FRIDAY, Feb. 5, 2021 (HealthDay News) — The Motor Fluctuations Monitor for Parkinson’s Disease (MM4PD) ambulatory monitoring system can facilitate continuous symptom monitoring through a smartwatch, according to a study published in the Feb. 3 issue of Science Translational Medicine.
Rob Powers, from Apple Inc. in Cupertino, California, and colleagues developed the MM4PD, which uses smartwatch inertial sensors to track fluctuations in resting tremor and dyskinesia. MM4PD was designed and validated in 343 participants with Parkinson disease, with longitudinal follow-up of up to six months in a cohort of 225 individuals.
The researchers observed associations between MM4PD measurements and clinical evaluations of tremor severity; during in-clinic tasks, MM4PD measurements mapped to expert ratings of dyskinesia presence.

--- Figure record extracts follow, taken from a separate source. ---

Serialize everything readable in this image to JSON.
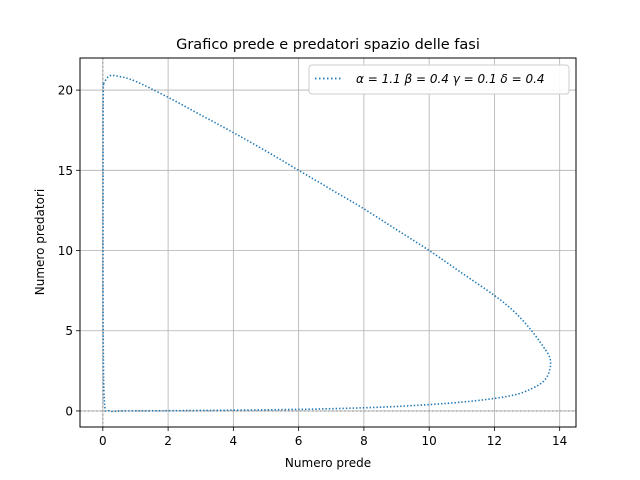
{
  "chart_data": {
    "type": "line",
    "title": "Grafico prede e predatori spazio delle fasi",
    "xlabel": "Numero prede",
    "ylabel": "Numero predatori",
    "xlim": [
      -0.7,
      14.5
    ],
    "ylim": [
      -1.0,
      22.0
    ],
    "xticks": [
      0,
      2,
      4,
      6,
      8,
      10,
      12,
      14
    ],
    "xtick_labels": [
      "0",
      "2",
      "4",
      "6",
      "8",
      "10",
      "12",
      "14"
    ],
    "yticks": [
      0,
      5,
      10,
      15,
      20
    ],
    "ytick_labels": [
      "0",
      "5",
      "10",
      "15",
      "20"
    ],
    "grid": true,
    "legend_position": "top-right",
    "reference_lines": {
      "x": 0,
      "y": 0,
      "style": "dotted",
      "color": "#808080"
    },
    "series": [
      {
        "name": "α = 1.1 β = 0.4 γ = 0.1 δ = 0.4",
        "line_style": "dotted",
        "color": "#1f77b4",
        "x": [
          0.02,
          0.2,
          0.5,
          1,
          2,
          3,
          4,
          5,
          6,
          7,
          8,
          9,
          10,
          11,
          12,
          12.6,
          13.1,
          13.5,
          13.7,
          13.7,
          13.55,
          13.2,
          12.5,
          11.0,
          9.0,
          7.0,
          5.0,
          3.0,
          1.5,
          0.6,
          0.2,
          0.05,
          0.01,
          0.005,
          0.01,
          0.02
        ],
        "y": [
          20.4,
          20.88,
          20.85,
          20.55,
          19.55,
          18.45,
          17.35,
          16.2,
          15.0,
          13.8,
          12.6,
          11.3,
          10.0,
          8.6,
          7.2,
          6.2,
          5.1,
          4.0,
          3.3,
          2.6,
          1.95,
          1.45,
          0.95,
          0.55,
          0.28,
          0.14,
          0.07,
          0.03,
          0.01,
          0.004,
          0.002,
          0.5,
          5.0,
          12.0,
          19.0,
          20.4
        ]
      }
    ]
  }
}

In response to treatment, MM4PD captured symptom changes that matched the clinician’s expectations in 94 percent of evaluated individuals. Symptom data from MM4PD identified opportunities to make improvements in pharmacologic strategy in the remaining 6 percent of cases.
“In the future, this technology has the potential to serve a wide range of applications,” the authors write. “Clinicians could use smartwatch symptom profiles to improve treatment plans, motivate patients to remain adherent, or quantify post-surgery improvements.”
Several authors are current or former Apple employees; the study was funded by Apple Inc. Several authors are inventors on a patent submitted by Apple Inc. that covers passive tracking of tremor and dyskinesia symptoms.